Sinais de greenwashing que toda empresa tenta disfarçar
Alguns sinais se repetem quando uma empresa recorre ao greenwashing para reforçar sua imagem perante o mercado. Termos vagos como “natural”, “verde” ou “eco” aparecem sem explicação técnica, enquanto números concretos sobre emissões, resíduos ou consumo de recursos costumam ficar ausentes das campanhas publicitárias veiculadas.
O que caracteriza o greenwashing na prática? Segundo o engenheiro Felipe Schroeder dos Anjos, trata-se de qualquer comunicação que promete impacto ambiental positivo sem apresentar dados, certificações ou mudanças reais de processo capazes de sustentar essa promessa. Aliás, essa ausência de evidência verificável é o ponto que mais diferencia discurso de ação concreta.
Como diferenciar uma comunicação realmente sustentável de um discurso vazio?
Avaliar o compromisso ambiental de uma empresa exige comparar promessas com evidências verificáveis e acessíveis ao público. Os seguintes critérios ajudam a separar ações concretas de discursos construídos apenas para efeito de imagem, especialmente quando analisados em conjunto e não isoladamente ao longo do tempo:
- Dados públicos: relatórios de sustentabilidade com números auditáveis, e não apenas metas futuras sem cronograma definido;
- Certificações reconhecidas: selos emitidos por organismos independentes, e não apenas por consultorias contratadas pela própria empresa;
- Consistência interna: práticas de fornecedores e processos produtivos alinhados ao discurso divulgado externamente ao consumidor;
- Linguagem específica: substituição de termos genéricos por explicações técnicas sobre o que de fato foi reduzido ou evitado.

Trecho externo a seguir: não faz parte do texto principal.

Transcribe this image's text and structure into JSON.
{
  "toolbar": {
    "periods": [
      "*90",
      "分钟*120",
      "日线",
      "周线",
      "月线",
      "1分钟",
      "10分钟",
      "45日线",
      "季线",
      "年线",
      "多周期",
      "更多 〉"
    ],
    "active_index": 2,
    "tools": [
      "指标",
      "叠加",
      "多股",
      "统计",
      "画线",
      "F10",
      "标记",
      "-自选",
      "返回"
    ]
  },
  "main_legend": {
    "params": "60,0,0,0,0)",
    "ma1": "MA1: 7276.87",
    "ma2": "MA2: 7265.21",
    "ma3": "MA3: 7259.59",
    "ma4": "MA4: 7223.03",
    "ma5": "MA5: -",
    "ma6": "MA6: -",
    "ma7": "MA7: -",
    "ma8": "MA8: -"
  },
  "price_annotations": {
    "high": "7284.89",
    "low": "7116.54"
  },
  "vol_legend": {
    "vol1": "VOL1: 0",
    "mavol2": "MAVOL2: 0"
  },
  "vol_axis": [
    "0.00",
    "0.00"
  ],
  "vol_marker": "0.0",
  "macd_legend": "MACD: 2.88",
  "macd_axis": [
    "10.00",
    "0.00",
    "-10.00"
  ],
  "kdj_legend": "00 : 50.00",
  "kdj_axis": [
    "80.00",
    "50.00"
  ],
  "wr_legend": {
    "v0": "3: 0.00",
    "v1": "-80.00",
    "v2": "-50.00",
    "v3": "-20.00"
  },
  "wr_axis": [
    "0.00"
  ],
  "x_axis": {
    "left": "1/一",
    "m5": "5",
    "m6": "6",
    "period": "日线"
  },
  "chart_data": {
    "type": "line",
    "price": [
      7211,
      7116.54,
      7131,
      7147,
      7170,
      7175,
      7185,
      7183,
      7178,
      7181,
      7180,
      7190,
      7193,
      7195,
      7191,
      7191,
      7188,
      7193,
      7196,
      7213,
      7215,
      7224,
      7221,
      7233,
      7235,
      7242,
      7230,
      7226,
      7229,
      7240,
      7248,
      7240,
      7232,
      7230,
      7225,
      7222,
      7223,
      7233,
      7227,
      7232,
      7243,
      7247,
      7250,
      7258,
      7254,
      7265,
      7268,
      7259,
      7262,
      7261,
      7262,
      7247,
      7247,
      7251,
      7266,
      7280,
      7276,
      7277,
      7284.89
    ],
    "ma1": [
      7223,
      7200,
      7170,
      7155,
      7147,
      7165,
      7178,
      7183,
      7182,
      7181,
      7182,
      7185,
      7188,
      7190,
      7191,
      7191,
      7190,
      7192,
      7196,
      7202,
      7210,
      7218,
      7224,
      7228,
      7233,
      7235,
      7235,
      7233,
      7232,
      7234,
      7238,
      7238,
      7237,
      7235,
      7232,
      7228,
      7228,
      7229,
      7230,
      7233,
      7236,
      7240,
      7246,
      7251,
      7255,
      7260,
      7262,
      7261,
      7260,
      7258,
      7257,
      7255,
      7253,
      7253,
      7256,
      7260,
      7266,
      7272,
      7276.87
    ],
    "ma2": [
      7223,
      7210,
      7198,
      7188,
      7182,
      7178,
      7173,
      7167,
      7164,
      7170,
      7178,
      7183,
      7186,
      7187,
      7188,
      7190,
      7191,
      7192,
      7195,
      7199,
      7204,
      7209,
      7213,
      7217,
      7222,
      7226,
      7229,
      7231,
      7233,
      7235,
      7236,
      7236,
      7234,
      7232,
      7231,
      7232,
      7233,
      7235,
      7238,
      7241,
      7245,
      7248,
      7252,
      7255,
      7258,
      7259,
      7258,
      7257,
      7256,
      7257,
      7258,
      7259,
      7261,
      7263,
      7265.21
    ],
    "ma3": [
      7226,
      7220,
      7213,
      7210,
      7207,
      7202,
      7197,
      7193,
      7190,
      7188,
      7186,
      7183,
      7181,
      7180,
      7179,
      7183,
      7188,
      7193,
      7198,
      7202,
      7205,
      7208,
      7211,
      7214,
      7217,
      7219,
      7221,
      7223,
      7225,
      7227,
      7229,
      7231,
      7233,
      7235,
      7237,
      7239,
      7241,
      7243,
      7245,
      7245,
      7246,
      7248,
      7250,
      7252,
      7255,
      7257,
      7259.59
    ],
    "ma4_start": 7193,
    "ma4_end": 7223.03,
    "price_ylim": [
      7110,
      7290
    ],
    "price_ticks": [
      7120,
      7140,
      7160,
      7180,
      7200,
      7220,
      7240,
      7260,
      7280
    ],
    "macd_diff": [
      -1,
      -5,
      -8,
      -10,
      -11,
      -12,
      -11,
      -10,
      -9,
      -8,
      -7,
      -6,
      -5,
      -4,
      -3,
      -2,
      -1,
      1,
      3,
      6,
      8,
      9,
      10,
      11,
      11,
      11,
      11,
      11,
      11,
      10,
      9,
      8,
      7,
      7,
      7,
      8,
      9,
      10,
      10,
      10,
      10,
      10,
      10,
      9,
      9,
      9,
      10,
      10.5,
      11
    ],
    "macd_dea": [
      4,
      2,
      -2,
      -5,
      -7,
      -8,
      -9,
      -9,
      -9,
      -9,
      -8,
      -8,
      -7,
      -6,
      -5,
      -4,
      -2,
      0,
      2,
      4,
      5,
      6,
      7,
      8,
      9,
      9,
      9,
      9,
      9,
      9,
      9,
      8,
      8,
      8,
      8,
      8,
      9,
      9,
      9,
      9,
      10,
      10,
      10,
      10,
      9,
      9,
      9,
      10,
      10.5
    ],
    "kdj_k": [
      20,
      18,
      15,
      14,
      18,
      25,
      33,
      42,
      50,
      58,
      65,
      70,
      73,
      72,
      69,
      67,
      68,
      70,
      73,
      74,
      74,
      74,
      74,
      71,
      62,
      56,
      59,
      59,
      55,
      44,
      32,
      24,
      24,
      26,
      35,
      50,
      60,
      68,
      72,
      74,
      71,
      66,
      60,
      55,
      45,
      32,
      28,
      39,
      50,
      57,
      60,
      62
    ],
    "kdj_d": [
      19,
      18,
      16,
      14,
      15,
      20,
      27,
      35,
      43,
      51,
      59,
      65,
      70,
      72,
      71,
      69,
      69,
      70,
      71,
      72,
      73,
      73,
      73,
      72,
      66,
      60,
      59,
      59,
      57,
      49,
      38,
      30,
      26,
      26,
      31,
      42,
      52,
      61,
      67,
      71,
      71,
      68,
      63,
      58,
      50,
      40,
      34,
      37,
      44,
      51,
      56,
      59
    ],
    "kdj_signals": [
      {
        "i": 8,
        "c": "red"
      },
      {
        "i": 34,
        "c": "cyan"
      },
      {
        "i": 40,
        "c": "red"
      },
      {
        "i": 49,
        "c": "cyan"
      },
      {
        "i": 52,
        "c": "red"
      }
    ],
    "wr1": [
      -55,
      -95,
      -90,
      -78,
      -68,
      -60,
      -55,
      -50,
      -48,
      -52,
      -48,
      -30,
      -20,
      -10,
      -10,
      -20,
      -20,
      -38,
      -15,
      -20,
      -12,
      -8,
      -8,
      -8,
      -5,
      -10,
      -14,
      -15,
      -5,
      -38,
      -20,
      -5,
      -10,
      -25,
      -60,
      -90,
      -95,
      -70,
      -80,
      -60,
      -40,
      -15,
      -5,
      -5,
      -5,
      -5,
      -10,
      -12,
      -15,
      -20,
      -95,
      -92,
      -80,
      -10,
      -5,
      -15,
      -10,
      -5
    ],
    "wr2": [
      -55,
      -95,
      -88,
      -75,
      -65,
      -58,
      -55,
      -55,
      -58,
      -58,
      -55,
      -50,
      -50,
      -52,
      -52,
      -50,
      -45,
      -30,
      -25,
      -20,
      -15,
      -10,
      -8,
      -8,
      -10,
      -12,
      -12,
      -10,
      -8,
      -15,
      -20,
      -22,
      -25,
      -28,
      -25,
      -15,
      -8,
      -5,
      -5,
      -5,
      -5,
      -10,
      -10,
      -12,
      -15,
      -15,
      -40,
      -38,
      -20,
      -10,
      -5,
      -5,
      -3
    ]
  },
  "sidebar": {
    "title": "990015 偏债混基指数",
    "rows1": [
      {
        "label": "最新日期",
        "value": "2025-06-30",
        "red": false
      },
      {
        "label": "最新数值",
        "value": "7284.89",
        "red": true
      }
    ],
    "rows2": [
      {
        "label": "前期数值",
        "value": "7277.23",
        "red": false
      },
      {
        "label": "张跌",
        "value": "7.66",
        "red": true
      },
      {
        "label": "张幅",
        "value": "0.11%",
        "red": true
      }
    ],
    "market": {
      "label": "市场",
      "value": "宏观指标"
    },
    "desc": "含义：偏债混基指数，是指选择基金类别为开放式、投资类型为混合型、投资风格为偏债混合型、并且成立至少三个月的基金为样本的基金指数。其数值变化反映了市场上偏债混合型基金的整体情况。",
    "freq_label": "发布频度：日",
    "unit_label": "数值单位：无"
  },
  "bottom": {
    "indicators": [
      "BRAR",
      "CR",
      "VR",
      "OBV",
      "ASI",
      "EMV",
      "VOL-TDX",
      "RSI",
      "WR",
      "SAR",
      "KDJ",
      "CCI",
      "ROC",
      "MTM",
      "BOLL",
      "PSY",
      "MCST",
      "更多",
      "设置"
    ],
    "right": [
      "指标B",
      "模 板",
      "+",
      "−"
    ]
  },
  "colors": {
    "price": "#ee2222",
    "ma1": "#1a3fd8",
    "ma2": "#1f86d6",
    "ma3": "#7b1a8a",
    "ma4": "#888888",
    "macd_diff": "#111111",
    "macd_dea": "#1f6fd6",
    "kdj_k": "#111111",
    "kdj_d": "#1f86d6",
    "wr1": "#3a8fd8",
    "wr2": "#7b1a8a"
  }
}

Quando esses elementos aparecem juntos, a comunicação ambiental ganha consistência e passa a refletir prática real, não apenas intenção declarada em campanhas. A ausência de qualquer um desses pontos já é motivo suficiente para questionar o discurso apresentado publicamente.
A transparência de dados como um critério de confiança
Como frisa Felipe Schroeder dos Anjos, a transparência funciona como um filtro natural contra o greenwashing, pois obriga a empresa a expor processos que nem sempre favorecem sua imagem pública imediata. Dados abertos, mesmo quando revelam falhas, tendem a gerar mais credibilidade do que discursos perfeitos e genéricos.

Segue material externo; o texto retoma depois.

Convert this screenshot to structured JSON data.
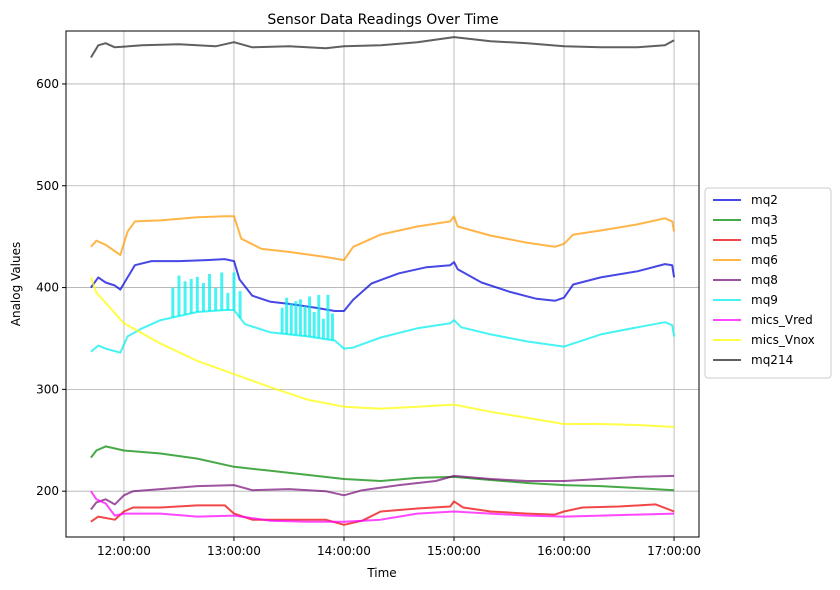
{
  "chart_data": {
    "type": "line",
    "title": "Sensor Data Readings Over Time",
    "xlabel": "Time",
    "ylabel": "Analog Values",
    "x_range": [
      "11:42:00",
      "17:00:00"
    ],
    "ylim": [
      155,
      652
    ],
    "grid": true,
    "legend_position": "right",
    "x_ticks": [
      "12:00:00",
      "13:00:00",
      "14:00:00",
      "15:00:00",
      "16:00:00",
      "17:00:00"
    ],
    "y_ticks": [
      200,
      300,
      400,
      500,
      600
    ],
    "series": [
      {
        "name": "mq2",
        "color": "#0000dd",
        "points": [
          [
            "11:42:00",
            400
          ],
          [
            "11:46:00",
            410
          ],
          [
            "11:50:00",
            405
          ],
          [
            "11:55:00",
            402
          ],
          [
            "11:58:00",
            398
          ],
          [
            "12:02:00",
            410
          ],
          [
            "12:06:00",
            422
          ],
          [
            "12:15:00",
            426
          ],
          [
            "12:30:00",
            426
          ],
          [
            "12:45:00",
            427
          ],
          [
            "12:55:00",
            428
          ],
          [
            "13:00:00",
            426
          ],
          [
            "13:03:00",
            408
          ],
          [
            "13:10:00",
            392
          ],
          [
            "13:20:00",
            386
          ],
          [
            "13:30:00",
            384
          ],
          [
            "13:45:00",
            380
          ],
          [
            "13:55:00",
            377
          ],
          [
            "14:00:00",
            377
          ],
          [
            "14:05:00",
            388
          ],
          [
            "14:15:00",
            404
          ],
          [
            "14:30:00",
            414
          ],
          [
            "14:45:00",
            420
          ],
          [
            "14:58:00",
            422
          ],
          [
            "15:00:00",
            425
          ],
          [
            "15:02:00",
            418
          ],
          [
            "15:15:00",
            405
          ],
          [
            "15:30:00",
            396
          ],
          [
            "15:45:00",
            389
          ],
          [
            "15:55:00",
            387
          ],
          [
            "16:00:00",
            390
          ],
          [
            "16:05:00",
            403
          ],
          [
            "16:20:00",
            410
          ],
          [
            "16:40:00",
            416
          ],
          [
            "16:55:00",
            423
          ],
          [
            "16:59:00",
            422
          ],
          [
            "17:00:00",
            410
          ]
        ]
      },
      {
        "name": "mq3",
        "color": "#008800",
        "points": [
          [
            "11:42:00",
            233
          ],
          [
            "11:45:00",
            240
          ],
          [
            "11:50:00",
            244
          ],
          [
            "12:00:00",
            240
          ],
          [
            "12:20:00",
            237
          ],
          [
            "12:40:00",
            232
          ],
          [
            "13:00:00",
            224
          ],
          [
            "13:20:00",
            220
          ],
          [
            "13:40:00",
            216
          ],
          [
            "14:00:00",
            212
          ],
          [
            "14:20:00",
            210
          ],
          [
            "14:40:00",
            213
          ],
          [
            "15:00:00",
            214
          ],
          [
            "15:20:00",
            211
          ],
          [
            "15:40:00",
            208
          ],
          [
            "16:00:00",
            206
          ],
          [
            "16:20:00",
            205
          ],
          [
            "16:40:00",
            203
          ],
          [
            "17:00:00",
            201
          ]
        ]
      },
      {
        "name": "mq5",
        "color": "#ee0000",
        "points": [
          [
            "11:42:00",
            170
          ],
          [
            "11:46:00",
            175
          ],
          [
            "11:55:00",
            172
          ],
          [
            "12:00:00",
            180
          ],
          [
            "12:05:00",
            184
          ],
          [
            "12:20:00",
            184
          ],
          [
            "12:40:00",
            186
          ],
          [
            "12:55:00",
            186
          ],
          [
            "13:00:00",
            178
          ],
          [
            "13:10:00",
            172
          ],
          [
            "13:30:00",
            172
          ],
          [
            "13:50:00",
            172
          ],
          [
            "14:00:00",
            167
          ],
          [
            "14:10:00",
            171
          ],
          [
            "14:20:00",
            180
          ],
          [
            "14:40:00",
            183
          ],
          [
            "14:58:00",
            185
          ],
          [
            "15:00:00",
            190
          ],
          [
            "15:05:00",
            184
          ],
          [
            "15:20:00",
            180
          ],
          [
            "15:40:00",
            178
          ],
          [
            "15:55:00",
            177
          ],
          [
            "16:00:00",
            180
          ],
          [
            "16:10:00",
            184
          ],
          [
            "16:30:00",
            185
          ],
          [
            "16:50:00",
            187
          ],
          [
            "17:00:00",
            180
          ]
        ]
      },
      {
        "name": "mq6",
        "color": "#ff9900",
        "points": [
          [
            "11:42:00",
            440
          ],
          [
            "11:45:00",
            446
          ],
          [
            "11:50:00",
            442
          ],
          [
            "11:58:00",
            432
          ],
          [
            "12:02:00",
            455
          ],
          [
            "12:06:00",
            465
          ],
          [
            "12:20:00",
            466
          ],
          [
            "12:40:00",
            469
          ],
          [
            "12:55:00",
            470
          ],
          [
            "13:00:00",
            470
          ],
          [
            "13:04:00",
            448
          ],
          [
            "13:15:00",
            438
          ],
          [
            "13:30:00",
            435
          ],
          [
            "13:50:00",
            430
          ],
          [
            "14:00:00",
            427
          ],
          [
            "14:05:00",
            440
          ],
          [
            "14:20:00",
            452
          ],
          [
            "14:40:00",
            460
          ],
          [
            "14:58:00",
            465
          ],
          [
            "15:00:00",
            470
          ],
          [
            "15:02:00",
            460
          ],
          [
            "15:20:00",
            451
          ],
          [
            "15:40:00",
            444
          ],
          [
            "15:55:00",
            440
          ],
          [
            "16:00:00",
            443
          ],
          [
            "16:05:00",
            452
          ],
          [
            "16:20:00",
            456
          ],
          [
            "16:40:00",
            462
          ],
          [
            "16:55:00",
            468
          ],
          [
            "16:59:00",
            465
          ],
          [
            "17:00:00",
            455
          ]
        ]
      },
      {
        "name": "mq8",
        "color": "#771177",
        "points": [
          [
            "11:42:00",
            182
          ],
          [
            "11:45:00",
            189
          ],
          [
            "11:50:00",
            192
          ],
          [
            "11:55:00",
            187
          ],
          [
            "12:00:00",
            196
          ],
          [
            "12:05:00",
            200
          ],
          [
            "12:20:00",
            202
          ],
          [
            "12:40:00",
            205
          ],
          [
            "13:00:00",
            206
          ],
          [
            "13:10:00",
            201
          ],
          [
            "13:30:00",
            202
          ],
          [
            "13:50:00",
            200
          ],
          [
            "14:00:00",
            196
          ],
          [
            "14:10:00",
            201
          ],
          [
            "14:30:00",
            206
          ],
          [
            "14:50:00",
            210
          ],
          [
            "15:00:00",
            215
          ],
          [
            "15:20:00",
            212
          ],
          [
            "15:40:00",
            210
          ],
          [
            "16:00:00",
            210
          ],
          [
            "16:20:00",
            212
          ],
          [
            "16:40:00",
            214
          ],
          [
            "17:00:00",
            215
          ]
        ]
      },
      {
        "name": "mq9",
        "color": "#00eeee",
        "points": [
          [
            "11:42:00",
            337
          ],
          [
            "11:46:00",
            343
          ],
          [
            "11:50:00",
            340
          ],
          [
            "11:58:00",
            336
          ],
          [
            "12:02:00",
            352
          ],
          [
            "12:10:00",
            360
          ],
          [
            "12:20:00",
            368
          ],
          [
            "12:40:00",
            376
          ],
          [
            "12:55:00",
            378
          ],
          [
            "13:00:00",
            378
          ],
          [
            "13:06:00",
            364
          ],
          [
            "13:20:00",
            356
          ],
          [
            "13:40:00",
            352
          ],
          [
            "13:55:00",
            348
          ],
          [
            "14:00:00",
            340
          ],
          [
            "14:05:00",
            341
          ],
          [
            "14:20:00",
            351
          ],
          [
            "14:40:00",
            360
          ],
          [
            "14:58:00",
            365
          ],
          [
            "15:00:00",
            368
          ],
          [
            "15:04:00",
            361
          ],
          [
            "15:20:00",
            354
          ],
          [
            "15:40:00",
            347
          ],
          [
            "16:00:00",
            342
          ],
          [
            "16:05:00",
            345
          ],
          [
            "16:20:00",
            354
          ],
          [
            "16:40:00",
            361
          ],
          [
            "16:55:00",
            366
          ],
          [
            "16:59:00",
            363
          ],
          [
            "17:00:00",
            352
          ]
        ]
      },
      {
        "name": "mics_Vred",
        "color": "#ff00ff",
        "points": [
          [
            "11:42:00",
            200
          ],
          [
            "11:45:00",
            192
          ],
          [
            "11:50:00",
            188
          ],
          [
            "11:55:00",
            176
          ],
          [
            "12:00:00",
            178
          ],
          [
            "12:20:00",
            178
          ],
          [
            "12:40:00",
            175
          ],
          [
            "13:00:00",
            176
          ],
          [
            "13:20:00",
            171
          ],
          [
            "13:40:00",
            170
          ],
          [
            "14:00:00",
            170
          ],
          [
            "14:20:00",
            172
          ],
          [
            "14:40:00",
            178
          ],
          [
            "15:00:00",
            180
          ],
          [
            "15:20:00",
            178
          ],
          [
            "15:40:00",
            176
          ],
          [
            "16:00:00",
            175
          ],
          [
            "16:20:00",
            176
          ],
          [
            "16:40:00",
            177
          ],
          [
            "17:00:00",
            178
          ]
        ]
      },
      {
        "name": "mics_Vnox",
        "color": "#ffff00",
        "points": [
          [
            "11:42:00",
            410
          ],
          [
            "11:45:00",
            395
          ],
          [
            "11:50:00",
            385
          ],
          [
            "12:00:00",
            365
          ],
          [
            "12:20:00",
            345
          ],
          [
            "12:40:00",
            328
          ],
          [
            "13:00:00",
            315
          ],
          [
            "13:20:00",
            302
          ],
          [
            "13:40:00",
            290
          ],
          [
            "14:00:00",
            283
          ],
          [
            "14:20:00",
            281
          ],
          [
            "14:40:00",
            283
          ],
          [
            "15:00:00",
            285
          ],
          [
            "15:20:00",
            278
          ],
          [
            "15:40:00",
            272
          ],
          [
            "16:00:00",
            266
          ],
          [
            "16:20:00",
            266
          ],
          [
            "16:40:00",
            265
          ],
          [
            "17:00:00",
            263
          ]
        ]
      },
      {
        "name": "mq214",
        "color": "#222222",
        "points": [
          [
            "11:42:00",
            626
          ],
          [
            "11:46:00",
            638
          ],
          [
            "11:50:00",
            640
          ],
          [
            "11:55:00",
            636
          ],
          [
            "12:10:00",
            638
          ],
          [
            "12:30:00",
            639
          ],
          [
            "12:50:00",
            637
          ],
          [
            "13:00:00",
            641
          ],
          [
            "13:10:00",
            636
          ],
          [
            "13:30:00",
            637
          ],
          [
            "13:50:00",
            635
          ],
          [
            "14:00:00",
            637
          ],
          [
            "14:20:00",
            638
          ],
          [
            "14:40:00",
            641
          ],
          [
            "15:00:00",
            646
          ],
          [
            "15:20:00",
            642
          ],
          [
            "15:40:00",
            640
          ],
          [
            "16:00:00",
            637
          ],
          [
            "16:20:00",
            636
          ],
          [
            "16:40:00",
            636
          ],
          [
            "16:55:00",
            638
          ],
          [
            "17:00:00",
            643
          ]
        ]
      }
    ],
    "annotations": [
      {
        "series": "mq9",
        "type": "spikes",
        "from": "12:25:00",
        "to": "13:05:00",
        "top": 415
      },
      {
        "series": "mq9",
        "type": "spikes",
        "from": "13:25:00",
        "to": "13:55:00",
        "top": 393
      }
    ]
  }
}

Esse tipo de postura exige investimento contínuo em auditoria, rastreabilidade de cadeia produtiva e comunicação clara sobre limites ainda não superados pela organização. Empresas dispostas a admitir o que ainda precisa evoluir tendem a construir relação de confiança mais duradoura com consumidores e investidores.
Quais riscos uma empresa assume ao praticar greenwashing?
Expor um discurso ambiental exagerado tende a gerar desgaste de reputação assim que a distância entre promessa e prática se torna pública. Felipe Schroeder dos Anjos informa que os consumidores mais atentos, imprensa especializada e órgãos reguladores acompanham cada vez mais de perto declarações ambientais, o que reduz a margem para exageros sem consequência real.
Inclusive, o desgaste reputacional nesse cenário costuma superar, em muito, o investimento necessário para construir práticas sustentáveis verdadeiras desde o início da operação. Assim sendo, empresas que optam pelo atalho discursivo geralmente arcam com esse custo de forma tardia, quando a confiança do público já foi comprometida.
O compromisso ambiental exige mais do que boas palavras
Em conclusão, identificar o greenwashing não depende de um conhecimento técnico aprofundado, mas de atenção a evidências concretas por trás do discurso divulgado. Essa vigilância se tornou parte essencial da relação entre marcas e público, especialmente em um mercado saturado de promessas ambientais repetitivas. Isto posto, a empresa que assume o desafio ambiental de forma séria constrói credibilidade a partir de ações mensuráveis, não de slogans passageiros.